As the recent millennium holiday period proved, when it comes to floods, Sod's Law very much applies. The less convenient the time - the more disastrous the occurrence. If floods do not come at weekends, they do on Bank Holidays.
Over the New Year break, flooding meant that we had as many call-outs in one week as we normally have in three. Which is why having flexible and integrated response systems is vital. As a company, the first we know of a flood - rather than an "ordinary call-out" is when we get calls from assistance companies, insurers or loss adjusters which involve as many as ten dwellings in a small area. Since our technicians are responsible for individual postcodes this is picked up quickly. What then happens, depends on the type of flooding which takes place.
The worst scenario is the flash flood where the water hits 30 of 40 buildings but is in and out within hours. Then, we have to be in those houses with our equipment as soon as possible and it is literally all hands on deck.
It may seem callous but from a manager's point of view when the waters settle and stand in the street for several hours or even days, we are given the breathing space which makes planning more coherent and sensible. However, whether it is a frantic reaction or a measured response, we are fortunate in being a national organisation which can call in technicians from other parts of the UK if needed.
Being an international company also has its advantages in that we can call in dehumidifiers and fans from our sister companies in Europe if necessary. Most dwellings need several pieces of drying equipment, so when a street or part of a town goes under water our resources can get pretty stretched.
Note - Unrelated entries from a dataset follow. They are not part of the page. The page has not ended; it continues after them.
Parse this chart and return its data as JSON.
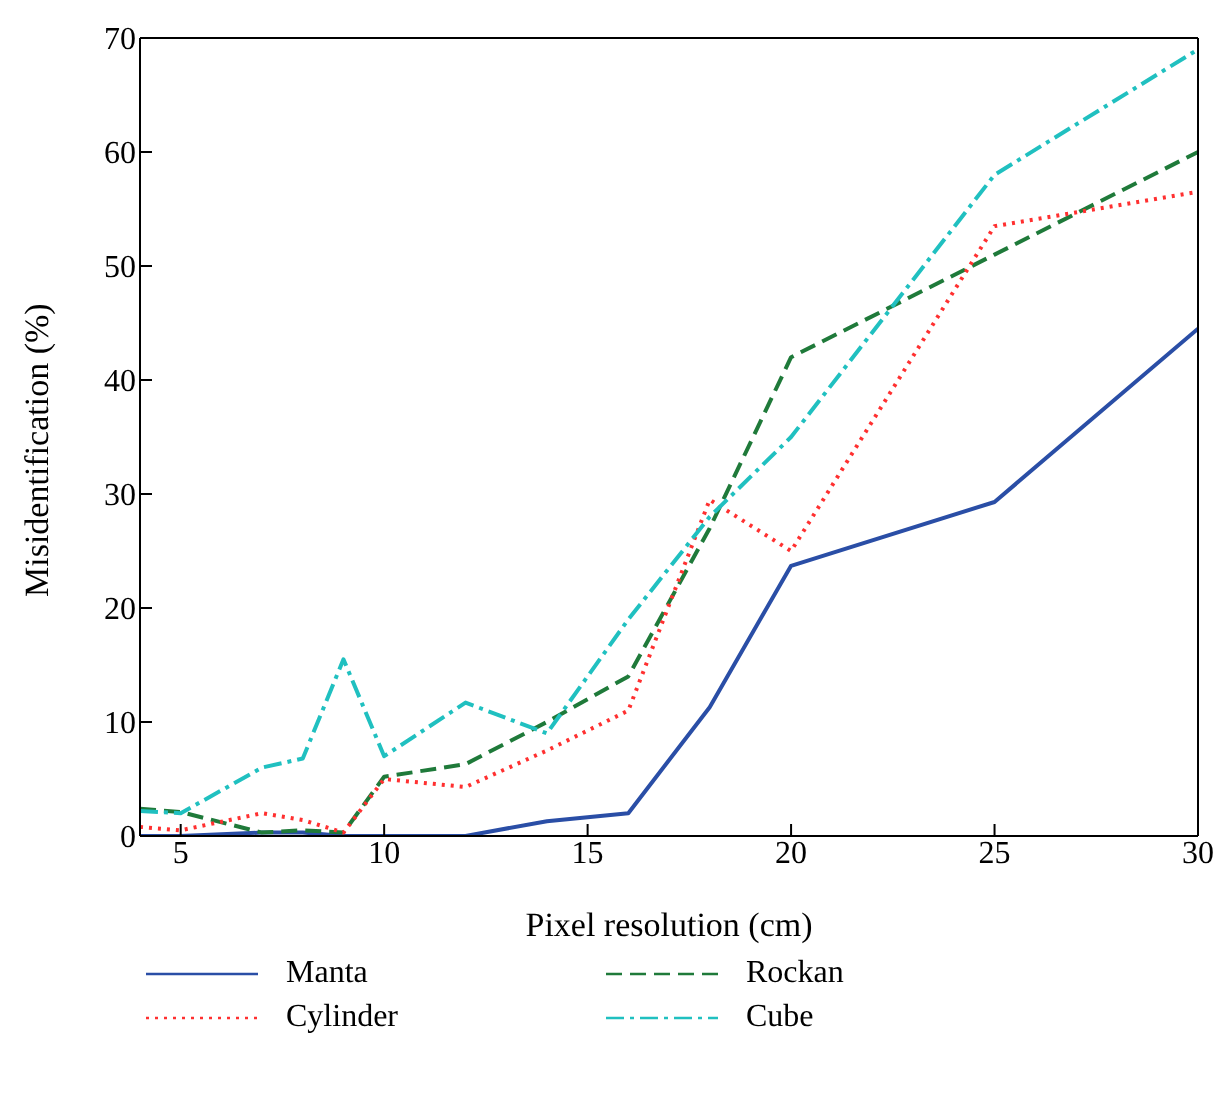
{
  "chart_data": {
    "type": "line",
    "xlabel": "Pixel resolution (cm)",
    "ylabel": "Misidentification (%)",
    "x": [
      4,
      5,
      7,
      8,
      9,
      10,
      12,
      14,
      16,
      18,
      20,
      25,
      30
    ],
    "xlim": [
      4,
      30
    ],
    "xticks": [
      5,
      10,
      15,
      20,
      25,
      30
    ],
    "ylim": [
      0,
      70
    ],
    "yticks": [
      0,
      10,
      20,
      30,
      40,
      50,
      60,
      70
    ],
    "grid": false,
    "legend": "bottom",
    "marker": "none",
    "series": [
      {
        "name": "Manta",
        "color": "#2a4ea6",
        "line_style": "solid",
        "values": [
          0,
          0,
          0.3,
          0.3,
          0,
          0,
          0,
          1.3,
          2,
          11.3,
          23.7,
          29.3,
          44.5
        ]
      },
      {
        "name": "Rockan",
        "color": "#1f7a3a",
        "line_style": "dashed",
        "values": [
          2.4,
          2.1,
          0.3,
          0.5,
          0.3,
          5.2,
          6.3,
          10,
          14,
          27,
          42,
          51,
          60
        ]
      },
      {
        "name": "Cylinder",
        "color": "#ff3030",
        "line_style": "dotted",
        "values": [
          0.8,
          0.5,
          2,
          1.4,
          0.3,
          5,
          4.3,
          7.5,
          11,
          29.5,
          25,
          53.5,
          56.5
        ]
      },
      {
        "name": "Cube",
        "color": "#20c0c0",
        "line_style": "dashdot",
        "values": [
          2.2,
          2,
          6,
          6.8,
          15.5,
          7,
          11.7,
          9,
          19,
          28,
          35,
          58,
          69
        ]
      }
    ]
  }
}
The key to our response is our people and their attitude. When recruiting we have to be completely honest with those joining us - this is not a nine to five job with weekends and public holidays as a statutory right. In fact, as we have pointed out they are often the first to go. We have been fortunate in that as a growing company we are not only able to offer good working conditions but added responsibility and the great feeling that comes with being part of a company that has doubled in size in the last year. We are now first among equals in the £1billion property restoration/disaster management market.
From a management point of view, concentrated flooding is far better than when, as happened recently in Cornwall, there were 30 jobs spread over a 50-mile area. But floods are not predictable and their extent is dictated by rainfall, rivers, state of drains, local conditions, geography and building types.
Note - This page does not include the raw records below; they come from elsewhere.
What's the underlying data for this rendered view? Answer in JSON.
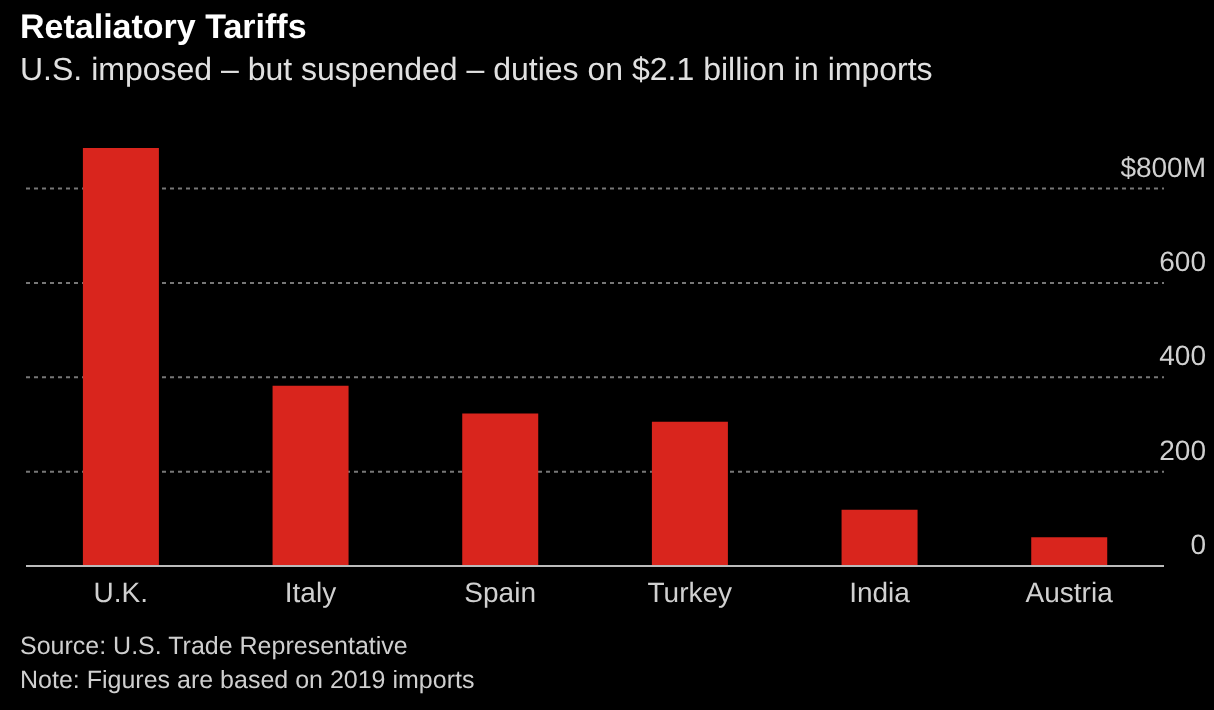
{
  "chart_data": {
    "type": "bar",
    "title": "Retaliatory Tariffs",
    "subtitle": "U.S. imposed – but suspended – duties on $2.1 billion in imports",
    "categories": [
      "U.K.",
      "Italy",
      "Spain",
      "Turkey",
      "India",
      "Austria"
    ],
    "values": [
      886,
      382,
      323,
      306,
      119,
      61
    ],
    "color": "#d9251d",
    "ylim": [
      0,
      886
    ],
    "yticks": [
      0,
      200,
      400,
      600,
      {
        "value": 800,
        "label": "$800M"
      }
    ],
    "grid": "y",
    "annotations": [
      "Source: U.S. Trade Representative",
      "Note: Figures are based on 2019 imports"
    ]
  }
}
One thing that can be predicted is the effect damp has on structure and the time it takes to dry out and then reconstruct. If we can get into a dwelling within a few hours of a flood then the cost can be reduced by as much as 90%. Within 12 hours costs can be reduced by 70% and within 24 hours costs can be halved. After 48 hours the damp has started to work its way deep into the fabric of the building and the costs of drying and reconstruction -if only of plaster and floorboards start to mount dramatically.
A sense of urgency
It is an area the whole industry must get together on. The insurance and housing industries, and loss adjusters in particular, pride themselves on their handling of business interruption. It is time some of the same urgency was brought to bear on domestic disruption.
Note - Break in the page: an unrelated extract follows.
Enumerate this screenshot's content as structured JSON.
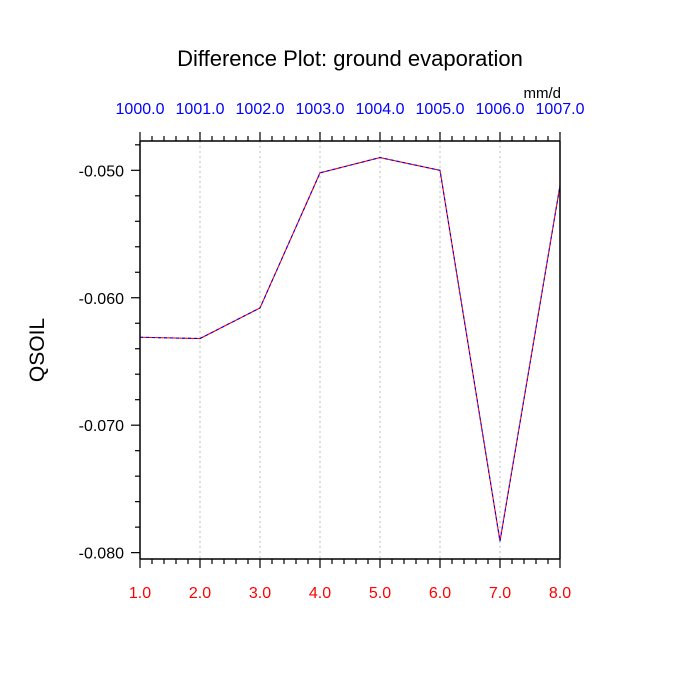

One factor not often recognised is that rehabilitation takes far longer than for the flood water merely to subside. Typically, a flooded property will take four to eight weeks to dry with reconstruction taking the same again. Of course, in situations where a river has flooded and brought in damaging silt there can be added complications, as is the case when sewers, cess pits or chemical supplies flood.
But it is all routine for us and floods happen far more often than is realised. Our records show that floods involving ten or more dwellings happen around every seven weeks throughout the year. We have been to the same street in Birmingham three times in the last 12 months.